✨︎ Resumen (TL;DR):
- Investigadores de la Universidad de Texas diseñaron una enzima CRISPR que cabe en vehículos virales estándar.
- Una variante genética de la herramienta elevó la eficiencia de edición del 10 % a más del 80 % en células humanas.
- El avance permitirá aplicar terapias genéticas directamente dentro de los pacientes, evitando extraer células.
Investigadores de la Universidad de Texas en Austin desarrollaron una enzima CRISPR miniaturizada, capaz de transportarse en los vehículos virales estándar de terapia génica. El hallazgo, publicado en Nature Structural & Molecular Biology y respaldado por los NIH, permite aplicar tratamientos genéticos directamente dentro del cuerpo humano.
Actualmente, la mayoría de las proteínas de edición genética clínica son demasiado grandes para empaquetarse en vectores de virus adenoasociados (AAV). Esta limitación física confina los tratamientos CRISPR a células modificadas fuera del cuerpo, como la sangre o médula ósea.
El equipo universitario, en colaboración con Metagenomi Therapeutics, localizó una enzima natural llamada Al3Cas12f. Al analizarla con machine learning y técnicas de imagen, confirmaron que su estructura forma un complejo más estable y compacto para los vectores AAV.
“La interfaz expandida significa que la enzima es mucho más estable. En comparación con las otras que analizamos, Al3Cas12f básicamente viene preensamblada y lista para funcionar poco después de que se producen sus piezas”, explicó David Taylor, profesor de biociencias moleculares en UT Austin.
Ingeniería y eficiencia de nivel clínico
Los científicos crearon una variante bautizada como Al3Cas12f RKK. Este ajuste estructural disparó la eficiencia de edición del 10 % a más del 80 % en múltiples objetivos genómicos. En una región evaluada, la precisión alcanzó el 90 %.
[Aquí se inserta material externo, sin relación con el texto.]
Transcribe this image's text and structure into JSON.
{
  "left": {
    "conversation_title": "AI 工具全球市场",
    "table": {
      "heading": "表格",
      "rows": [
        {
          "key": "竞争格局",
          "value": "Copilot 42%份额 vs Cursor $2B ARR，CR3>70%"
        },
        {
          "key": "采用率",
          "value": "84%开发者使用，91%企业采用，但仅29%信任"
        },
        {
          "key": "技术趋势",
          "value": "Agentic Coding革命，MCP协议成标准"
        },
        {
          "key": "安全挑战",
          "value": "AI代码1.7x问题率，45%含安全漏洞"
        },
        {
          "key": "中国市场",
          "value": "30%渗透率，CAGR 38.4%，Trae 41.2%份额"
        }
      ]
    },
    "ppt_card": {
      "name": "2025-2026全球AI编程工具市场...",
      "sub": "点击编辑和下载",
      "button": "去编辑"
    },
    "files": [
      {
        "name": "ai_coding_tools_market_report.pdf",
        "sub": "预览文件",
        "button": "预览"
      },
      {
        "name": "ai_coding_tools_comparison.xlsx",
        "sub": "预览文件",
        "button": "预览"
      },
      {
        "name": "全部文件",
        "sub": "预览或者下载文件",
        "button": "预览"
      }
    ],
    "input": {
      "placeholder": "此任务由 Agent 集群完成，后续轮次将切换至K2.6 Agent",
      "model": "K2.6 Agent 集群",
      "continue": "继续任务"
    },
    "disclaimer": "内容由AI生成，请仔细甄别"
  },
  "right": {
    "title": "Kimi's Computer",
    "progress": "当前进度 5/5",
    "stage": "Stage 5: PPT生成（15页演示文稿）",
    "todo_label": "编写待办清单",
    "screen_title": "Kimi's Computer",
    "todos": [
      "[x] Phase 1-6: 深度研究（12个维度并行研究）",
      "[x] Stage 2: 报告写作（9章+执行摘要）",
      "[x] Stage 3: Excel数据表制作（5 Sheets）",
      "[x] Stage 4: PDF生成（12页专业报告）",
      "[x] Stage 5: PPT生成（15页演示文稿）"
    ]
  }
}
El laboratorio probó la herramienta en una línea de células humanas derivadas de un paciente con leucemia. El experimento atacó con éxito genes asociados con:
- Cáncer.
- Aterosclerosis.
- Esclerosis lateral amiotrófica (ELA).
“La administración inteligente de sistemas de edición genética es una noción poderosa con amplias implicaciones clínicas, y este hallazgo de ciencia básica nos da un paso significativo hacia ese futuro”, señaló Erica Brown, directora interina del Instituto Nacional de Ciencias Médicas Generales de los NIH, entidad que financió el proyecto mediante la subvención R35GM138348.
El próximo paso del equipo es empaquetar la nucleasa en los vectores AAV y medir su desempeño bajo condiciones reales de entrega. Si mantiene su estabilidad in vivo, la tecnología habilitará tratamientos para enfermedades genéticas que hoy carecen de alternativas médicas viables.